Is something like that Possible or am I going about this the wrong way? The actual homework of setting up the UI does not confuse me, I just know that there is a better way than writing the same functions for each data type over and over again.


评论:

lobster_johnson:

That's not possible. Go doesn't have inheritance, and polymorphism is limited to interfaces. Go also doesn't have algebraic data types.

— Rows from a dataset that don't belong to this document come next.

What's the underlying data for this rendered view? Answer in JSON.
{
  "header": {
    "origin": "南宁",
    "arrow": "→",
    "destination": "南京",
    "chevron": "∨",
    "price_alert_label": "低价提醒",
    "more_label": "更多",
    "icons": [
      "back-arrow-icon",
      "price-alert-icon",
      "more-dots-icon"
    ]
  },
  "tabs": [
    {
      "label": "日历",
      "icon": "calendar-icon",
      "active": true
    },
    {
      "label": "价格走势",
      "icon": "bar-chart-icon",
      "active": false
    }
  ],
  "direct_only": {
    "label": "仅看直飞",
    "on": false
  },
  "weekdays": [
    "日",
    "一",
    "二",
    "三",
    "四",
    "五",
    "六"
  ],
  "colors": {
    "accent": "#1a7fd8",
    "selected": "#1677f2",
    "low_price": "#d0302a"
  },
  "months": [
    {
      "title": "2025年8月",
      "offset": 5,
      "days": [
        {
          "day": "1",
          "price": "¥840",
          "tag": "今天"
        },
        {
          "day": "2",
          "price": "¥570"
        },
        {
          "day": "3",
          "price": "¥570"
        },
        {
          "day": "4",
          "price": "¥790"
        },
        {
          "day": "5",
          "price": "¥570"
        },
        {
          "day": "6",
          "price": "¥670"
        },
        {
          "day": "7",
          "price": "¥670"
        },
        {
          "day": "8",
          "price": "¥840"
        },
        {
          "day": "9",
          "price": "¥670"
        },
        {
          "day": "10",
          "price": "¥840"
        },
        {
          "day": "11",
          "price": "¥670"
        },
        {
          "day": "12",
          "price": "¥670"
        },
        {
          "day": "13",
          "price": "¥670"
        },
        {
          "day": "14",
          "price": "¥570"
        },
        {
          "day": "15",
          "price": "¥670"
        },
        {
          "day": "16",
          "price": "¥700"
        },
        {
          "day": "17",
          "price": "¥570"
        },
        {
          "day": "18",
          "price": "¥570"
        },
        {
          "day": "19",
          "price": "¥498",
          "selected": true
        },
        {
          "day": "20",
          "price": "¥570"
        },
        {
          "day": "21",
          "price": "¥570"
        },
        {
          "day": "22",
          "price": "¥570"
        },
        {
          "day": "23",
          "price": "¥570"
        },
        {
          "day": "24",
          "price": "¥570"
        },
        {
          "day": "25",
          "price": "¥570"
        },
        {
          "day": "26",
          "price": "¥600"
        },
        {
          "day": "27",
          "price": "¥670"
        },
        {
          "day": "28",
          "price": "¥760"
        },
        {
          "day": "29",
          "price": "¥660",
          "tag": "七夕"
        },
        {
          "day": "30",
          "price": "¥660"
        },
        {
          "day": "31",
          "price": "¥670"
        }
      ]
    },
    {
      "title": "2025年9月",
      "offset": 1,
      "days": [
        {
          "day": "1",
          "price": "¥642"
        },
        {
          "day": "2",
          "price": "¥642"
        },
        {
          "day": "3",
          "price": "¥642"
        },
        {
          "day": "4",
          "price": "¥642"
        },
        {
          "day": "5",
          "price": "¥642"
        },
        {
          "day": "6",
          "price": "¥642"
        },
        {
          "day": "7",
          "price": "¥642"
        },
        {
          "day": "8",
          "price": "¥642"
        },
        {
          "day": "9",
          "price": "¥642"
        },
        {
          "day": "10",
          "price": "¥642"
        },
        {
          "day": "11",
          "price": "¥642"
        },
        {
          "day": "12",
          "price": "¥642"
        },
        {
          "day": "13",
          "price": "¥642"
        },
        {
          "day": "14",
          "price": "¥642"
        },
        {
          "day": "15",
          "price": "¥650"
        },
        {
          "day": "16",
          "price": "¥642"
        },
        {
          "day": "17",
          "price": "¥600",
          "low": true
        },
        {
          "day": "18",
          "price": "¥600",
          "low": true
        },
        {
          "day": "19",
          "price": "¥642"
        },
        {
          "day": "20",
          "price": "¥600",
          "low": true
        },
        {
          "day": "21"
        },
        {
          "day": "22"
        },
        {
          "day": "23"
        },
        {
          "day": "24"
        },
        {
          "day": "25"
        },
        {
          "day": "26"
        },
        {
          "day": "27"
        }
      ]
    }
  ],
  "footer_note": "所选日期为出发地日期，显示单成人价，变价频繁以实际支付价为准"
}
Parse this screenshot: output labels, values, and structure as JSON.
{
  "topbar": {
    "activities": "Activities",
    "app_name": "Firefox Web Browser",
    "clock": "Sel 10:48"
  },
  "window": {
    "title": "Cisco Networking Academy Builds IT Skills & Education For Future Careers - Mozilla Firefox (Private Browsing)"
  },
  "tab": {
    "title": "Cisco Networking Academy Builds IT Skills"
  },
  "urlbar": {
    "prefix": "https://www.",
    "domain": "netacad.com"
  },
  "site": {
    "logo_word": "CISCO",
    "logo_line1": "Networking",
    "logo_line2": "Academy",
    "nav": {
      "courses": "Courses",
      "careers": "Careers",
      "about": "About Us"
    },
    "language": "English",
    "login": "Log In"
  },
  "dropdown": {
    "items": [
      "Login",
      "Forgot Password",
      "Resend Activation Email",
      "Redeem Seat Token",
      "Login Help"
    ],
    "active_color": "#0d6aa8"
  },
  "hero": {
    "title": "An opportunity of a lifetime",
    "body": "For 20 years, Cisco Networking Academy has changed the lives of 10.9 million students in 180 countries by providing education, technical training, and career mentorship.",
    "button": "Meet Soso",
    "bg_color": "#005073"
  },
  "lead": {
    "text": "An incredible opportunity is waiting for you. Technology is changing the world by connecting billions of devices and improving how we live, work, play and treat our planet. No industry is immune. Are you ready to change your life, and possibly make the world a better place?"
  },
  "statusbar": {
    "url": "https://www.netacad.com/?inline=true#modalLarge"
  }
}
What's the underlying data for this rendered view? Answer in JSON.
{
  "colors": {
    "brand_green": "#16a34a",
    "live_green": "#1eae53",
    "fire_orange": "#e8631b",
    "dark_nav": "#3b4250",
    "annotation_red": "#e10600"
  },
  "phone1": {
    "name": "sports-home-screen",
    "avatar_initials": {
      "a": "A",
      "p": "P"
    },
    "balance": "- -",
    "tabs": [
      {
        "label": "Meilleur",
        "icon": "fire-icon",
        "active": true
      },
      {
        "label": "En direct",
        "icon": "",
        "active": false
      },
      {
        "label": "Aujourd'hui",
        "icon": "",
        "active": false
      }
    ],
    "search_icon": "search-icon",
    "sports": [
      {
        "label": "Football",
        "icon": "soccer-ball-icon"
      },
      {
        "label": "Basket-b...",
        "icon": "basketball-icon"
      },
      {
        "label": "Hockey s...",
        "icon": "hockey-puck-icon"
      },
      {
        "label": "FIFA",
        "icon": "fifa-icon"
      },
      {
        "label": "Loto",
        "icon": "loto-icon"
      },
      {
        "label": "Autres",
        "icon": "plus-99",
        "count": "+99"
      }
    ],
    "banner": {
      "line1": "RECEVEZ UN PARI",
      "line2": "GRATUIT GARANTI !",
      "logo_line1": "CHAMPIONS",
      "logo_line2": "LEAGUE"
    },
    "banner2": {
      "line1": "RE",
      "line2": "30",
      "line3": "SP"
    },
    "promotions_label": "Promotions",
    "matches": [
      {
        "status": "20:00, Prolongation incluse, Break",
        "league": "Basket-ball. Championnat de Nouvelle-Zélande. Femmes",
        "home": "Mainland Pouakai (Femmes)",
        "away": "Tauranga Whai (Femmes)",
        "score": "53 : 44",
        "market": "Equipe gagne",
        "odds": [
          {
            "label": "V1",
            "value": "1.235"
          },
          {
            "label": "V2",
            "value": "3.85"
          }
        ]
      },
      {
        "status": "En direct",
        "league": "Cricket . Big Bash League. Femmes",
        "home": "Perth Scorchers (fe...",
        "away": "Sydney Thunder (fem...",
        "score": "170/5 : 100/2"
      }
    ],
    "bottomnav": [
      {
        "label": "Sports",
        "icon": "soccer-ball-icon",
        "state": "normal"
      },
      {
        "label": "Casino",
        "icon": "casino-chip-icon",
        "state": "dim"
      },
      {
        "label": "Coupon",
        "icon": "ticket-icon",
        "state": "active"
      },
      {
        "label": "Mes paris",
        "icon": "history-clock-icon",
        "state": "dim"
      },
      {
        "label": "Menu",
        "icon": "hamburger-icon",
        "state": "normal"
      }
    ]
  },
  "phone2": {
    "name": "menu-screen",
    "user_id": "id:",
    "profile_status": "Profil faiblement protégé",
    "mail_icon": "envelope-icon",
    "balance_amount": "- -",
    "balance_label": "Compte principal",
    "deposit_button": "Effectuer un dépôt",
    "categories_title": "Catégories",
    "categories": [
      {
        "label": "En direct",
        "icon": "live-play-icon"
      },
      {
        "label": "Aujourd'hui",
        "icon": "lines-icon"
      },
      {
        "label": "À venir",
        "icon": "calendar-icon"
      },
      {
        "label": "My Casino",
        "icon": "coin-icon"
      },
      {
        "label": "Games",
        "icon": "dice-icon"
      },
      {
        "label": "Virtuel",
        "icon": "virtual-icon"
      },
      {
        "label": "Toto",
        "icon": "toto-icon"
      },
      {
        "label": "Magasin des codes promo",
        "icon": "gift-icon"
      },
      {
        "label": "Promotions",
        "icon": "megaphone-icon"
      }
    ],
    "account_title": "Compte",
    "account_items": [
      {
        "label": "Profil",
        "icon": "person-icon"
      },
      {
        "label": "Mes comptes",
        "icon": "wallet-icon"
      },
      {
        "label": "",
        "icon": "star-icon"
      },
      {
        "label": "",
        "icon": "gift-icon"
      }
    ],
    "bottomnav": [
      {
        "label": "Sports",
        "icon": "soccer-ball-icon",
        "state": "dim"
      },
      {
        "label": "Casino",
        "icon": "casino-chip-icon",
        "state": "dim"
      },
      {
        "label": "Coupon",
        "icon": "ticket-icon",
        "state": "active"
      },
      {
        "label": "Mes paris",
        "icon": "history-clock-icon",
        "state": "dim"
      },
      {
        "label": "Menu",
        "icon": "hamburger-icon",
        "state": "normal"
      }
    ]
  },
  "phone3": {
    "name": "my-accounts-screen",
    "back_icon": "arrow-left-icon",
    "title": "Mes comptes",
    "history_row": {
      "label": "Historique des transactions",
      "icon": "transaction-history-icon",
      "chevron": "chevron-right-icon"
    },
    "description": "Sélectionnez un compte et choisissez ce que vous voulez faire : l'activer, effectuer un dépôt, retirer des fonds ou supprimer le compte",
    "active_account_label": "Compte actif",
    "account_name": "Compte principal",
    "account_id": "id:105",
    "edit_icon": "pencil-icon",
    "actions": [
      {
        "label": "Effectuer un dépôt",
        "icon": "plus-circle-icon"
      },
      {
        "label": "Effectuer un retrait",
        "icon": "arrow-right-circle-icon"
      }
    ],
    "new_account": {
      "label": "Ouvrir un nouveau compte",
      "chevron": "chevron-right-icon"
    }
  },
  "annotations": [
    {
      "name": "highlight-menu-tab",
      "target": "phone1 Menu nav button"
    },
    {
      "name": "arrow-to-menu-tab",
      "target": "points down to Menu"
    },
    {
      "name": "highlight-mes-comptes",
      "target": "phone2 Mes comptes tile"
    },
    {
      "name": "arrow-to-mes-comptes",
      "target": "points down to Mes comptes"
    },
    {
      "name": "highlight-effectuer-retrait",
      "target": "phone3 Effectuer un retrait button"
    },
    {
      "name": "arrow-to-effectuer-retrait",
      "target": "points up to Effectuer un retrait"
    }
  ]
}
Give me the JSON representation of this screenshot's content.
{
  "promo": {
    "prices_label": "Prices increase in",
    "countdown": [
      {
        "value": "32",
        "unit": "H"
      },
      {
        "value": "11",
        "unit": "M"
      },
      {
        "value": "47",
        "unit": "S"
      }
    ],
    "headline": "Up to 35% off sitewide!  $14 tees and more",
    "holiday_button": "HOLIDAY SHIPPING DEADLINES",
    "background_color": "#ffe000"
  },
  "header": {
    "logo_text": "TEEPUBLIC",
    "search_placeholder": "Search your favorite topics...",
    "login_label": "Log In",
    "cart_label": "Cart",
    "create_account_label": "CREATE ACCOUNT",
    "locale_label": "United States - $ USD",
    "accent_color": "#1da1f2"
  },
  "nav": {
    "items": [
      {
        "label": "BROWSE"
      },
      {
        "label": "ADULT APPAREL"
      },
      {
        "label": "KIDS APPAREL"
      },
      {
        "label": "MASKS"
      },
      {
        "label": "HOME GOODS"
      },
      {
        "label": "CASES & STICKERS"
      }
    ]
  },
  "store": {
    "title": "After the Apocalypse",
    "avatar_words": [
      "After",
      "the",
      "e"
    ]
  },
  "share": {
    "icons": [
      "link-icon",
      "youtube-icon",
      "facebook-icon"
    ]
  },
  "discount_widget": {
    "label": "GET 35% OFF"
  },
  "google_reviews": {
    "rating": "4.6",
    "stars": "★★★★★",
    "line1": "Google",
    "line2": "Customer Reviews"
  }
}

In cases like this, where you have "pure data" structs with little in the way of actual behaviour associated with them, you can sort of cheat with interfaces. For example:

type Record interface{
  isRecord()
}
type Pet struct {
  Name string
  Weight float64
}
func (Pet) isRecord() {}
type Customer struct {
  Name string
}
func (Customer) isRecord() {}

The isRecord is really just a dummy method so you can get some type safety at runtime; only Pet and Customer will be compatible with a variable or argument of type Record.

Now you can have:

func FetchAllRecords() []Record

...which can return a mix of pets and customers if it wants to. You need a type switch to identify what you get back:

for _, record := range FetchAllRecords() {
  switch r := record.(type) {
    case Pet:
      // is a Pet
    case Customer
      // is a Customer
  }
}

It's not ideal, but it does the job.

Another method is to not do this, but instead have things like:

func FetchAllPets() []Pet
func FetchAllCustomers() []Customer
// etc.

Of course, it's tedious to write the serialization/deserialization code for every possible table, and a common way to avoid such boilerplate is to generate the code.

Instead of reinventing the wheel, you should take a look at existing ORMs. Gorm is supposed to be good.